IN the late 19th century, developments in transport saw cheap grain start to arrive from the US after trade tariffs were removed. Grain prices slumped leading to the ’Great Depression’ of British agriculture.

 

By 1930, the UK was 30 per cent self-sufficient in home-grown crops, but during World War II the total arable area increased by 50 per cent, going from the smallest area on record to the largest in just five years.

 

The height of the green revolution in the 1960s meant new crop varieties and better management practices, including use of fertilisers, greatly increased crop yields around the world.

 

Wheat yields jumped by one tonne per hectare in a decade, averaging 3.93t/ha. Potato and barley yields reached 25.4t/ha and 3.62t/ha, respectively.

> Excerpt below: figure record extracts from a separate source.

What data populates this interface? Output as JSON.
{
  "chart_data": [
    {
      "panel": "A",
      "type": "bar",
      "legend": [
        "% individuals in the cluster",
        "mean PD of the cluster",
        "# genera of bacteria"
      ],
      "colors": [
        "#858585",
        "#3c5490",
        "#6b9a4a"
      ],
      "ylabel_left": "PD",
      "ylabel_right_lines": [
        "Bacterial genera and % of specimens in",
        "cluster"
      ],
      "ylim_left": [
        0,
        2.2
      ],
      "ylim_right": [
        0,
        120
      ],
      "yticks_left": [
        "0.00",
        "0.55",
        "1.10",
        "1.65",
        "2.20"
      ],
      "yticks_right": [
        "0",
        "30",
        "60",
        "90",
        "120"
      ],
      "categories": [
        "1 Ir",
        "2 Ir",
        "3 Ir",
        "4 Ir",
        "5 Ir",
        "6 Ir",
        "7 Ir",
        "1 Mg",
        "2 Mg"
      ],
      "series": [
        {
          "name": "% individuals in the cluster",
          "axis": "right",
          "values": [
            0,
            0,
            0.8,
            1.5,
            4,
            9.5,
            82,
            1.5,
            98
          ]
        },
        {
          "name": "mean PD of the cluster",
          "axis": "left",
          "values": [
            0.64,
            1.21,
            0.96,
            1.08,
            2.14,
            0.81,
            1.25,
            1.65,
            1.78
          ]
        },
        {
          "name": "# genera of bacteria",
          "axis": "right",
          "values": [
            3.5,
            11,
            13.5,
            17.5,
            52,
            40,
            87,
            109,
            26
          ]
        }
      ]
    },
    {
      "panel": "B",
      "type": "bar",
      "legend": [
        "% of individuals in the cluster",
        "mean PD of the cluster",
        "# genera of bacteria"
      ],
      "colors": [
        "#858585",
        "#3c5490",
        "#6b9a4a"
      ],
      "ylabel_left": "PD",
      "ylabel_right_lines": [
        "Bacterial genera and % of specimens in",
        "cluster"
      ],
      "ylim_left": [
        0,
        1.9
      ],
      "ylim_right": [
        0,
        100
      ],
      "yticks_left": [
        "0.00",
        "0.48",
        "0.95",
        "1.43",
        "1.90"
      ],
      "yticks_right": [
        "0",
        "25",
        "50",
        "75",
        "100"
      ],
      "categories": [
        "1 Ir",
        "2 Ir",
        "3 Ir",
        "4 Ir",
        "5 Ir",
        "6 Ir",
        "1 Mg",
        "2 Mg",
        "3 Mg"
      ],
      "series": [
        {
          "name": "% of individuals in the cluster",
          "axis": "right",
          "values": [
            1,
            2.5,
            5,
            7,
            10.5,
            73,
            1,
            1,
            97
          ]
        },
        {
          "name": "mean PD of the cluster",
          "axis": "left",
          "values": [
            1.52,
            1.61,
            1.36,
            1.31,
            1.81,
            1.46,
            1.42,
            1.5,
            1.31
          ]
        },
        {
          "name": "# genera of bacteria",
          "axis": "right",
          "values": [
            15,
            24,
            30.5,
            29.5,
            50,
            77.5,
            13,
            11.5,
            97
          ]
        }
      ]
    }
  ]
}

Chemistry to aid crop production surged with the introduction of glyphosate in 1974 and triazole fungicides in 1976, which established the first use of routine fungicide programmes.

 

The most substantial development for the arable sector was the first resistant wheat varieties, which were much higher yielding than anything that had been seen before.

 

Geneticist Dr Norman Borlaug, who introduced the first semi-dwarf variety, was awarded a Nobel Prize and named as the man who saved more human lives than any other.

Dr Norman Borlaug
Dr Norman Borlaug

SHEEP

 

DURING the 19th century, sheep became essentially a meat animal following Robert Bakewell’s theory of crossbreeding.

 

His new breed, the Dishley Leicester, an ancestor of the Border Leicester, a cross between the old Lincolnshire breed and a Leicestershire breed, was ready for market in two years, compared to up to four years for other breeds.

 

Concentration on carcase quality grew and the production of fine wool fell.

 

During this time there were more than 30 British breeds, with continental breeds not being introduced until the late 20th century.

 

Breeds were much lower performing, as early records suggest the Romney weighed about 35kg with a 2kg fleece.

 

An emphasis on crop production saw flock numbers fall during the world wars, but when the Common Agricultural Policy for sheepmeat was introduced, sheep numbers almost doubled to the highest level on record at 44.5 million in 1992.

 

BEEF

 

DURING the ‘Great Depression’ many arable farmers turned to beef and dairy production, which promised higher returns despite competition from Argentinian imports.

 

During the late 1800s the Aberdeen-Angus, the UK’s most popular native breed, was much the same size as it is today.

 

Despite its popularity, during the 1960s the breed was almost wiped out after smaller cattle suited to shipping container fridge size, were bred for the South American market.

 

When this trend ended, demand was low because the Aberdeen-Angus did not suit the higher carcase weights favoured in the UK.

 

In 1959, the first continental beef genetics arrived in Britain, with Charolais semen smuggled in a thermos flask.

 

The BSE crisis in the late 1980s led to a public of for beef developing.

 

Provocatively named ‘mad cow disease’, beef consumption fell by a third and 4.4 million cattle were slaughtered to try and stop the disease.

 

In the last year, £2.2 billion was spent on beef by the British consumer, according to AHDB.

POULTRY

 

THE discovery of vitamin D in the early 1900s led to a small revolution in poultry keeping, which was mostly small scale, with egg production averaging 80-150 eggs per bird per year.

 

When World War II began, about 30 per cent of all eggs were imported from countries as far away as Australia, China and Russia.

 

Rations held back the poultry industry, because feed was not readily available, and it was not until the 1950s that commercial poultry production began to take off.

 

Developments including the introduction of broilers to the UK, indoor units with lighting and better understanding of poultry nutrition all contributed to a boom in meat and egg production.

 

By 1958, layers produced about 240 eggs a year, and broilers would reach a slaughter weight of 1.9kg in 70 days.

 

In 1988, the egg industry slumped as a result of the salmonella food scare, but last year egg sales hit a 40-year high, with 13.2 billion eggs being consumed.